We drove in for a spot of lunch, but didn’t stop for too long, as it was quite busy, with plenty of traffic rumbling down its main street. Instead we took a little lane from the town’s southern end towards Belas Knap, a Neolithic long barrow which dates from around 3000BC, and up onto much loftier ground.
|The 15th century Sudeley Castle under the harsh midday light.|
Stopping at the pull in for Belas Knap, which can be reached via a steep woodland ascent, we got some pictures of Sudeley Castle and grounds from above, with Salter’s Hill in the background. Following the small winding lane, with its glorious views, we stopped at a dazzling rape field just above Tewkesbury for a wander around its perimeter, and then carried on for a view of the town itself.
|A gently sloping field of sunshine.|
Tewkesbury, a place with many notable Medieval and Tudor buildings, but its major claim to fame is Tewkesbury Abbey, a fine Norman abbey church, originally part of a monastery, which was saved from the Dissolution of the Monasteries by King Henry VIII after being bought by the townspeople for the price of the lead on the roof. to use as their parish church.
|Looking over the town of Tewkesbury, with the abbey to the bottom left of the frame.|
Then it was on to Lower Slaughter, situated near the stiflingly popular Bourton-on-the-Water, it gets nowhere near the number of visitors that Bourton does, thankfully, as it could never cope, but it is still a very well attended spot.
|A fine looking tree with Lower Slaughter in the mid distance.|
As we had both already got our fair share of pictures over the years in the village itself, we opted to try and get a different perspective from outside its comely confines. After trying a few different lanes, in an effort to discover a suitable view, we finally found a nice composition, with the village framed by a couple of trees.
Records exist showing that Lower Slaughter has been inhabited for over 1000 years. The Domesday Book entry has the village name as ‘Sclostre’. Which is where the modern day ‘Slaughter’ part of the name comes from.

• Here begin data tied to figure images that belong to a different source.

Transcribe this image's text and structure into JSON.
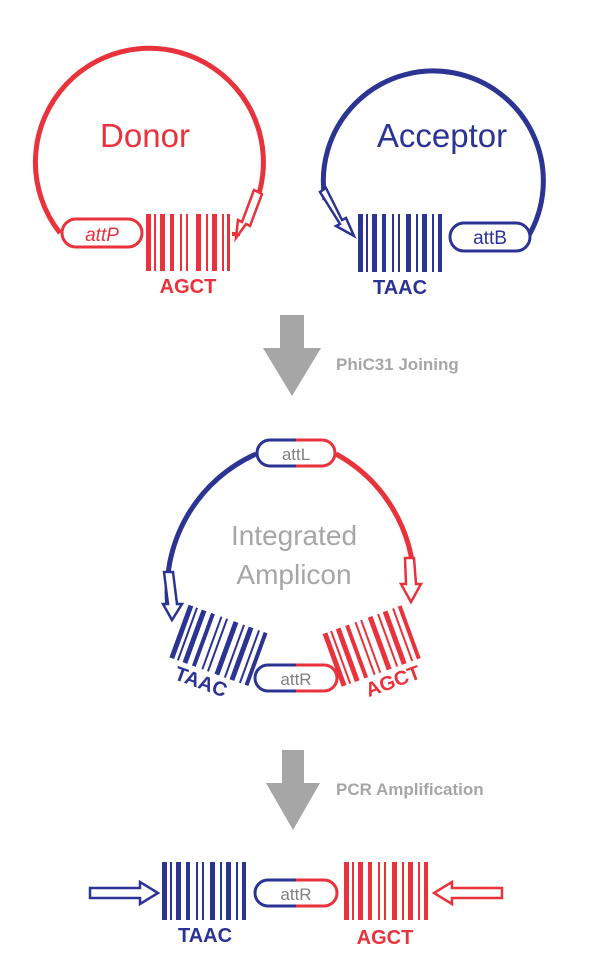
{
  "colors": {
    "red": "#e8323c",
    "blue": "#2b3393",
    "gray": "#a6a6a6",
    "white": "#ffffff"
  },
  "donor": {
    "title": "Donor",
    "site": "attP",
    "seq": "AGCT"
  },
  "acceptor": {
    "title": "Acceptor",
    "site": "attB",
    "seq": "TAAC"
  },
  "step1": {
    "label": "PhiC31 Joining"
  },
  "integrated": {
    "title_line1": "Integrated",
    "title_line2": "Amplicon",
    "site_top": "attL",
    "site_bottom": "attR",
    "seq_left": "TAAC",
    "seq_right": "AGCT"
  },
  "step2": {
    "label": "PCR Amplification"
  },
  "product": {
    "site": "attR",
    "seq_left": "TAAC",
    "seq_right": "AGCT"
  }
}
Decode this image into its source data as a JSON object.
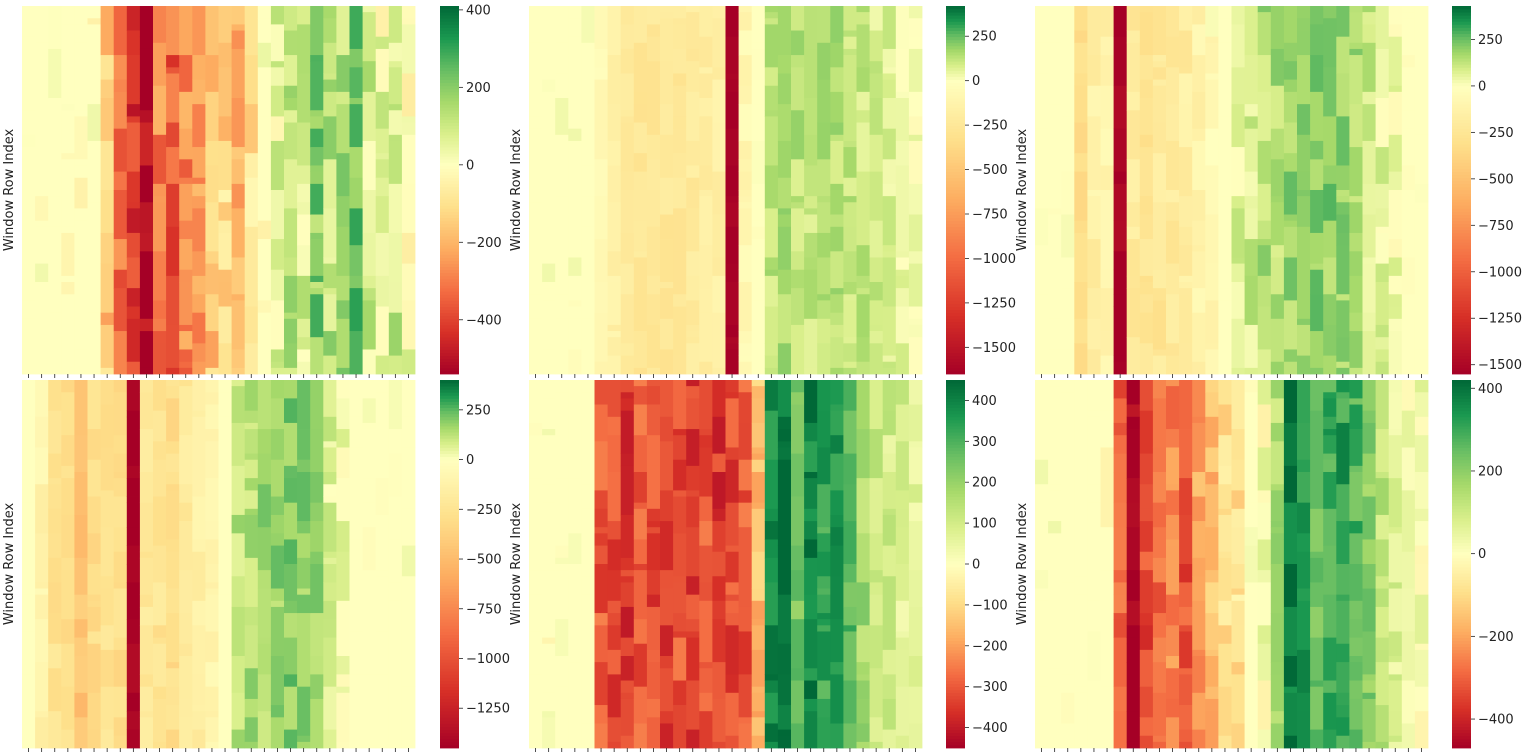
{
  "figure": {
    "background": "#ffffff"
  },
  "chart_data": [
    {
      "type": "heatmap",
      "ylabel": "Window Row Index",
      "n_columns": 30,
      "n_rows": 60,
      "colormap": "RdYlGn",
      "vmin": -540,
      "vmax": 410,
      "colorbar_ticks": [
        400,
        200,
        0,
        -200,
        -400
      ],
      "column_profile": [
        0,
        0,
        0,
        0,
        0,
        0,
        -150,
        -330,
        -420,
        -540,
        -280,
        -350,
        -280,
        -240,
        -150,
        -120,
        -210,
        -80,
        0,
        60,
        120,
        80,
        200,
        120,
        140,
        230,
        80,
        40,
        110,
        20
      ],
      "row_variation": 90
    },
    {
      "type": "heatmap",
      "ylabel": "Window Row Index",
      "n_columns": 30,
      "n_rows": 60,
      "colormap": "RdYlGn",
      "vmin": -1650,
      "vmax": 420,
      "colorbar_ticks": [
        250,
        0,
        -250,
        -500,
        -750,
        -1000,
        -1250,
        -1500
      ],
      "column_profile": [
        0,
        0,
        0,
        0,
        0,
        -80,
        -150,
        -200,
        -250,
        -250,
        -250,
        -240,
        -220,
        -200,
        -160,
        -1650,
        -80,
        0,
        120,
        160,
        130,
        120,
        140,
        140,
        120,
        110,
        90,
        70,
        40,
        10
      ],
      "row_variation": 60
    },
    {
      "type": "heatmap",
      "ylabel": "Window Row Index",
      "n_columns": 30,
      "n_rows": 60,
      "colormap": "RdYlGn",
      "vmin": -1550,
      "vmax": 430,
      "colorbar_ticks": [
        250,
        0,
        -250,
        -500,
        -750,
        -1000,
        -1250,
        -1500
      ],
      "column_profile": [
        0,
        0,
        0,
        -300,
        -150,
        -120,
        -1550,
        -200,
        -250,
        -230,
        -200,
        -180,
        -100,
        -60,
        0,
        60,
        100,
        150,
        160,
        180,
        200,
        220,
        200,
        180,
        150,
        100,
        60,
        20,
        0,
        0
      ],
      "row_variation": 80
    },
    {
      "type": "heatmap",
      "ylabel": "Window Row Index",
      "n_columns": 30,
      "n_rows": 60,
      "colormap": "RdYlGn",
      "vmin": -1450,
      "vmax": 400,
      "colorbar_ticks": [
        250,
        0,
        -250,
        -500,
        -750,
        -1000,
        -1250
      ],
      "column_profile": [
        0,
        -100,
        -250,
        -300,
        -450,
        -300,
        -250,
        -300,
        -1450,
        -200,
        -250,
        -300,
        -200,
        -150,
        -100,
        0,
        120,
        140,
        160,
        180,
        200,
        180,
        160,
        60,
        20,
        0,
        0,
        0,
        0,
        0
      ],
      "row_variation": 70
    },
    {
      "type": "heatmap",
      "ylabel": "Window Row Index",
      "n_columns": 30,
      "n_rows": 60,
      "colormap": "RdYlGn",
      "vmin": -450,
      "vmax": 450,
      "colorbar_ticks": [
        400,
        300,
        200,
        100,
        0,
        -100,
        -200,
        -300,
        -400
      ],
      "column_profile": [
        0,
        0,
        0,
        0,
        0,
        -300,
        -320,
        -350,
        -300,
        -320,
        -330,
        -310,
        -340,
        -300,
        -350,
        -320,
        -300,
        -150,
        380,
        430,
        250,
        400,
        330,
        350,
        280,
        180,
        120,
        100,
        80,
        60
      ],
      "row_variation": 60
    },
    {
      "type": "heatmap",
      "ylabel": "Window Row Index",
      "n_columns": 30,
      "n_rows": 60,
      "colormap": "RdYlGn",
      "vmin": -470,
      "vmax": 420,
      "colorbar_ticks": [
        400,
        200,
        0,
        -200,
        -400
      ],
      "column_profile": [
        0,
        0,
        0,
        0,
        0,
        0,
        -300,
        -470,
        -330,
        -280,
        -250,
        -330,
        -200,
        -160,
        -100,
        -80,
        0,
        20,
        150,
        400,
        330,
        250,
        300,
        320,
        280,
        200,
        120,
        60,
        40,
        20
      ],
      "row_variation": 60
    }
  ]
}
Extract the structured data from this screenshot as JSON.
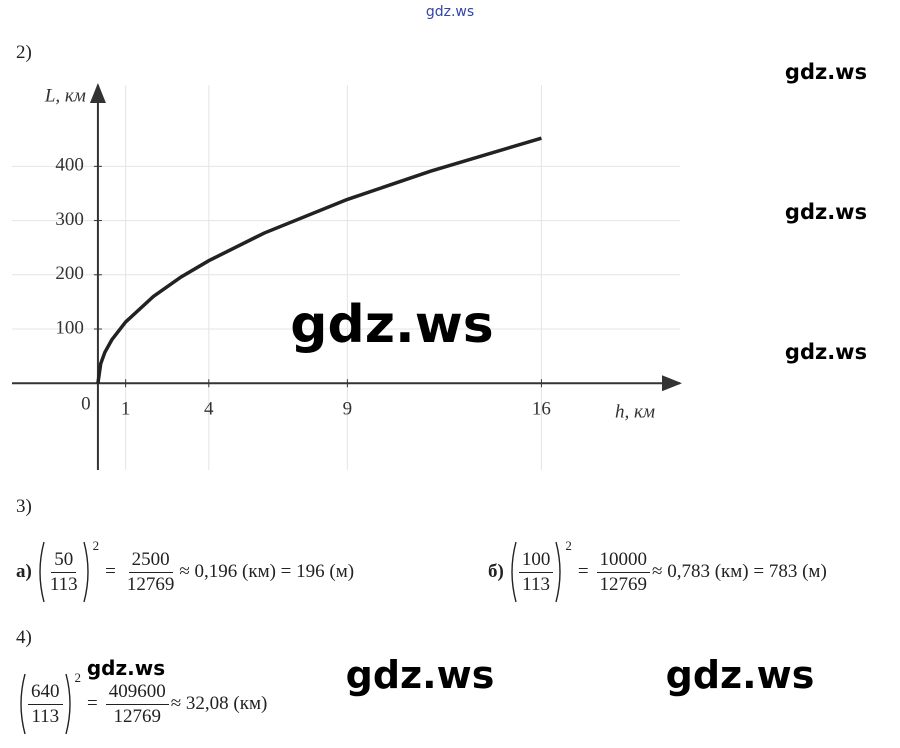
{
  "watermarks": [
    "gdz.ws",
    "gdz.ws",
    "gdz.ws",
    "gdz.ws",
    "gdz.ws",
    "gdz.ws",
    "gdz.ws",
    "gdz.ws"
  ],
  "part2": {
    "label": "2)"
  },
  "chart_data": {
    "type": "line",
    "y_label": "L, км",
    "x_label": "h, км",
    "origin_label": "0",
    "x": [
      0,
      0.1,
      0.25,
      0.5,
      1,
      2,
      3,
      4,
      6,
      9,
      12,
      16
    ],
    "values": [
      0,
      36,
      57,
      80,
      113,
      160,
      196,
      226,
      277,
      339,
      391,
      452
    ],
    "color": "#222222",
    "xlim": [
      -3.1,
      21
    ],
    "ylim": [
      -160,
      550
    ],
    "xticks": [
      1,
      4,
      9,
      16
    ],
    "yticks": [
      100,
      200,
      300,
      400
    ],
    "grid": true
  },
  "part3": {
    "label": "3)",
    "items": [
      {
        "label": "а)",
        "base": {
          "num": "50",
          "den": "113"
        },
        "power": "2",
        "eq": "=",
        "result": {
          "num": "2500",
          "den": "12769"
        },
        "tail": "≈ 0,196 (км) = 196 (м)"
      },
      {
        "label": "б)",
        "base": {
          "num": "100",
          "den": "113"
        },
        "power": "2",
        "eq": "=",
        "result": {
          "num": "10000",
          "den": "12769"
        },
        "tail": "≈ 0,783 (км) = 783 (м)"
      }
    ]
  },
  "part4": {
    "label": "4)",
    "items": [
      {
        "base": {
          "num": "640",
          "den": "113"
        },
        "power": "2",
        "eq": "=",
        "result": {
          "num": "409600",
          "den": "12769"
        },
        "tail": "≈ 32,08 (км)"
      }
    ]
  }
}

|You can clearly see the 19th century mill tower, with the spire of St. Mary's church behind it.|
While the day was drawing to an end, we made our final stop, finding a viewpoint below Stow-on-the-Wold, to get a shot of the village in the distance, perched on top of the 800 foot escarpment on which it sits. With the warm, early evening sunshine lighting up the trees and hillside, along with a touch of colour beginning to appear in the clouds above, it was a pleasant way to end the day.